The index table stores entry indices (not entries themselves), enabling insertion-order preservation with compact storage.

Combined vs split dict

// CPython: Include/internal/pycore_dict.h:120 combined/split
/*
* Combined dict (ma_values == NULL):
* All keys and values stored in dk_entries.
* Used for general-purpose dicts.
*
* Split dict (ma_values != NULL):
* Keys are shared across all instances of the same class.
* Values are stored in a separate ma_values array.
* Used for instance __dict__ when the type is not modified.
* Allows many instances to share one PyDictKeysObject.
*/

Object instance __dict__ values start as split dicts.

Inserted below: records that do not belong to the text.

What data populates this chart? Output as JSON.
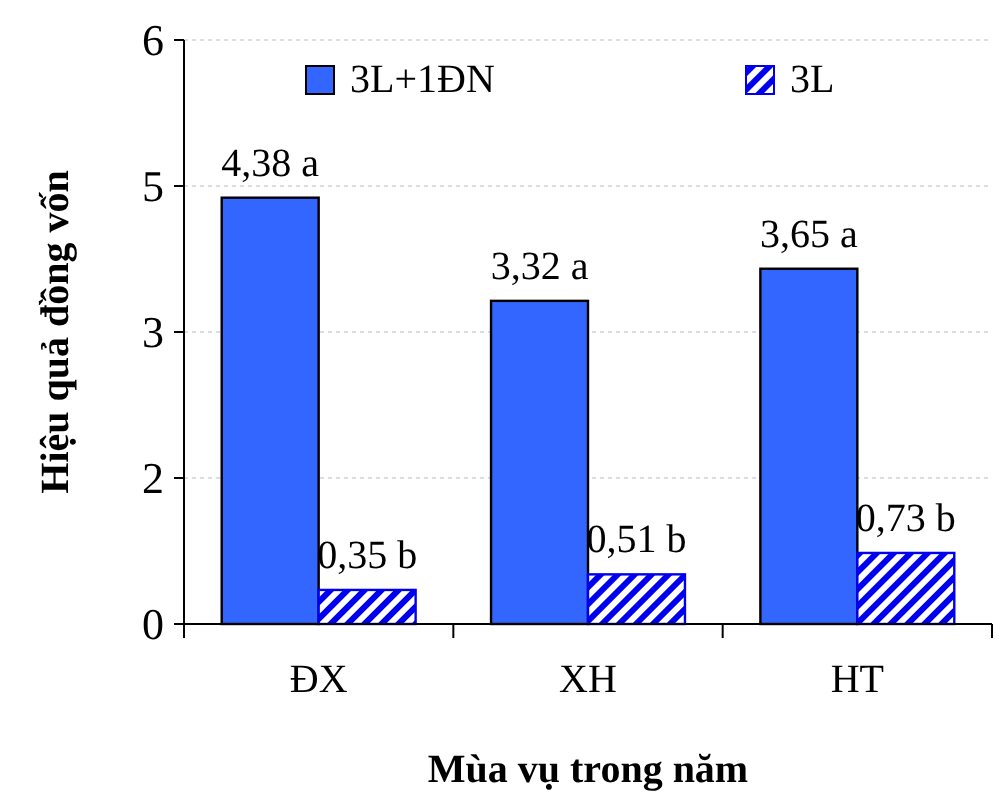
{
  "chart_data": {
    "type": "bar",
    "xlabel": "Mùa vụ trong năm",
    "ylabel": "Hiệu quả đồng vốn",
    "categories": [
      "ĐX",
      "XH",
      "HT"
    ],
    "series": [
      {
        "name": "3L+1ĐN",
        "color": "#3366ff",
        "values": [
          4.38,
          3.32,
          3.65
        ],
        "value_labels": [
          "4,38 a",
          "3,32 a",
          "3,65 a"
        ]
      },
      {
        "name": "3L",
        "color": "#0000ee",
        "values": [
          0.35,
          0.51,
          0.73
        ],
        "value_labels": [
          "0,35 b",
          "0,51 b",
          "0,73 b"
        ]
      }
    ],
    "ylim": [
      0,
      6
    ],
    "yticks": [
      0,
      {
        "value": 1.5,
        "label": "2"
      },
      3,
      {
        "value": 4.5,
        "label": "5"
      },
      6
    ],
    "grid": "y",
    "legend": "top"
  }
}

If a key is added that wasn't in the shared key object, the dict is "unsplit" (converted to combined).

Entry layout

// CPython: Include/internal/pycore_dict.h:150 PyDictKeyEntry
typedef struct {
Py_hash_t me_hash; /* cached hash of me_key; -1 if not cached */
PyObject *me_key;
PyObject *me_value; /* NULL in split dict (value in ma_values instead) */
} PyDictKeyEntry;

Index table size

// CPython: Include/internal/pycore_dict.h:175 _PyDict_MINSIZE
#define _PyDict_MINSIZE 8
/* Load factor: resize when ma_used > dk_size * 2/3 */
/* Index width: int8 for size<=128, int16 for <=32k, int32 for <=2G, int64 for larger */

gopy notes

dict in gopy is objects/dict.go. The internal implementation uses a Go map[any]*dictEntry for O(1) lookup plus a []dictEntry slice for insertion order. ma_version_tag maps to objects.Dict.version uint64. Split dict optimization is approximated: instance __dict__ starts with a shared key set and a separate values slice, upgraded to a full map on first novel key insertion.